Trading Profit Calculator — Stock P/L in Dollars + Percent
A trading profit calculator turns a buy price, sell price, and share count into your exact P&L in dollars and percent. Add round-trip commissions and you get net profit too. We also compute the breakeven price (where you'd exit at zero P&L after commissions) — useful for setting tight scratch stops on tight trades.
Results
Net profit / loss
$1,000.00
After deducting round-trip commissions.
Return on capital
10.00%
Net P&L as a % of the position value.
Gross profit / loss
$1,000.00
Before commissions.
Total commissions
$0.00
Buy commission + sell commission combined.
Breakeven price
$100.00
Sell price needed to net zero P&L after commissions.

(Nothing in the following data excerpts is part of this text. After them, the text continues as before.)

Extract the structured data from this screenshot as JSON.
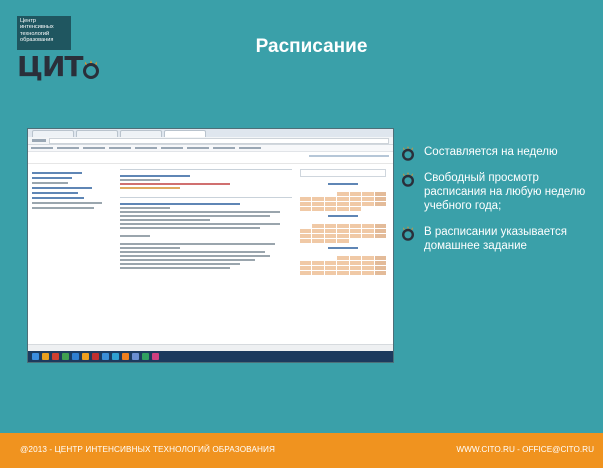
{
  "logo": {
    "lines": [
      "Центр",
      "интенсивных",
      "технологий",
      "образования"
    ],
    "mark": "ЦИТ",
    "sun_icon": "orange-sun-o-icon"
  },
  "slide": {
    "title": "Расписание"
  },
  "bullets": [
    "Составляется на неделю",
    "Свободный просмотр расписания на любую неделю учебного года;",
    "В расписании указывается домашнее задание"
  ],
  "bullet_icon": "orange-sun-bullet-icon",
  "footer": {
    "left": "@2013 - ЦЕНТР ИНТЕНСИВНЫХ ТЕХНОЛОГИЙ ОБРАЗОВАНИЯ",
    "right": "WWW.CITO.RU - OFFICE@CITO.RU"
  },
  "colors": {
    "background": "#3aa0a9",
    "footer": "#f0931f",
    "accent": "#f0931f"
  }
}
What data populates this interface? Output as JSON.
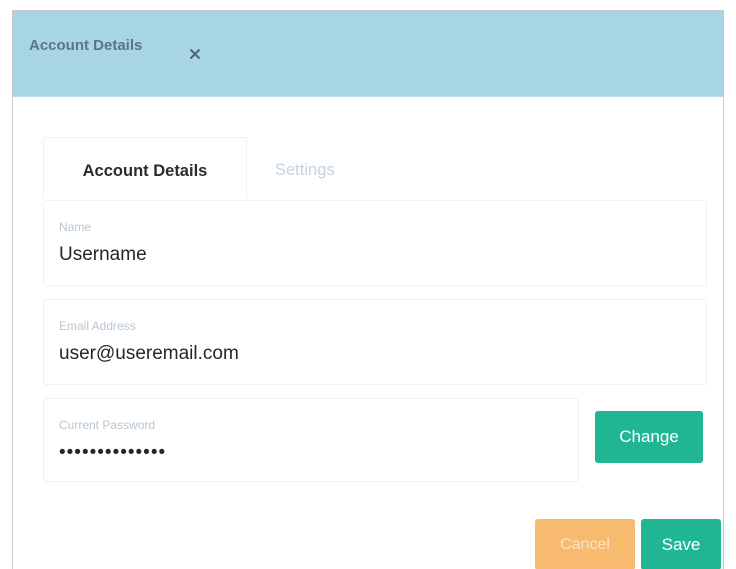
{
  "header": {
    "title": "Account Details",
    "close_icon": "close-icon"
  },
  "tabs": [
    {
      "label": "Account Details",
      "active": true
    },
    {
      "label": "Settings",
      "active": false
    }
  ],
  "fields": {
    "name": {
      "label": "Name",
      "value": "Username"
    },
    "email": {
      "label": "Email Address",
      "value": "user@useremail.com"
    },
    "password": {
      "label": "Current Password",
      "value": "••••••••••••••"
    }
  },
  "buttons": {
    "change": "Change",
    "cancel": "Cancel",
    "save": "Save"
  },
  "colors": {
    "header_bg": "#a7d5e6",
    "primary": "#20b593",
    "cancel": "#f7ba6e"
  }
}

Results update live as you change inputs. This calculator runs entirely in your browser — your numbers are never sent to a server.
Worked example
You bought 100 shares at $100 ($10,000 cost) and sold at $110. Gross profit = ($110 − $100) × 100 = $1,000. With commission-free trading (today's default on Robinhood, Fidelity, Schwab), net profit is also $1,000, which is a 10% return on the $10,000 capital deployed. If your broker charged $5 per side, you'd net $990 instead and your breakeven price would be $100.10.
Frequently asked questions
What's the difference between gross profit and net profit?
Gross profit is the raw (sell − buy) × shares math. Net profit subtracts costs — primarily commissions and SEC/regulatory fees. On commission-free brokers with US equities, gross and net are usually identical (or differ by a few pennies in SEC fees). On options or futures, the gap can be much wider.
What return percentage is good for a single trade?
It depends on your hold time. Day traders target 0.5-3% per trade. Swing traders target 5-20% per trade. Position traders may hold for months for 30-100%. What matters more is win rate × average win — a steady 5% per trade at 60% win rate beats sporadic 50% winners with frequent losers.
How do I calculate profit on a short trade?
Same formula but reversed: profit = (sell price − buy price) × shares. For shorts, you 'sell' first at a higher price and 'buy' to cover at a lower price. If you shorted at $100 and covered at $90 with 100 shares, gross profit = ($100 − $90) × 100 = $1,000. Enter the higher price as 'buy' and lower as 'sell' to make this calculator work for shorts.
Does this account for taxes?
No. Federal short-term capital gains are taxed at your ordinary income rate (10-37% in the US); long-term gains (held >1 year) at 0-20%. State taxes add on top. A rough rule for active traders: subtract 30-40% of net profit for federal+state taxes when planning. Always consult a CPA for exact treatment.
What's the right commission to enter?
For US stocks on Robinhood, Fidelity, Schwab, Webull, E*TRADE — $0. For Interactive Brokers Pro: ~$0.005/share with a $1 minimum. For options on most brokers: $0.65/contract. For international stocks or older brokers, check your statement. Use 0 if commission-free.
How is return on capital different from return on risk?
Return on capital = profit ÷ position value (the full $10k you deployed). Return on risk = profit ÷ amount at risk (just the $500 between entry and stop). Return on risk is much higher and more useful for comparing strategies — a 10% return on capital but 100% return on risk is excellent.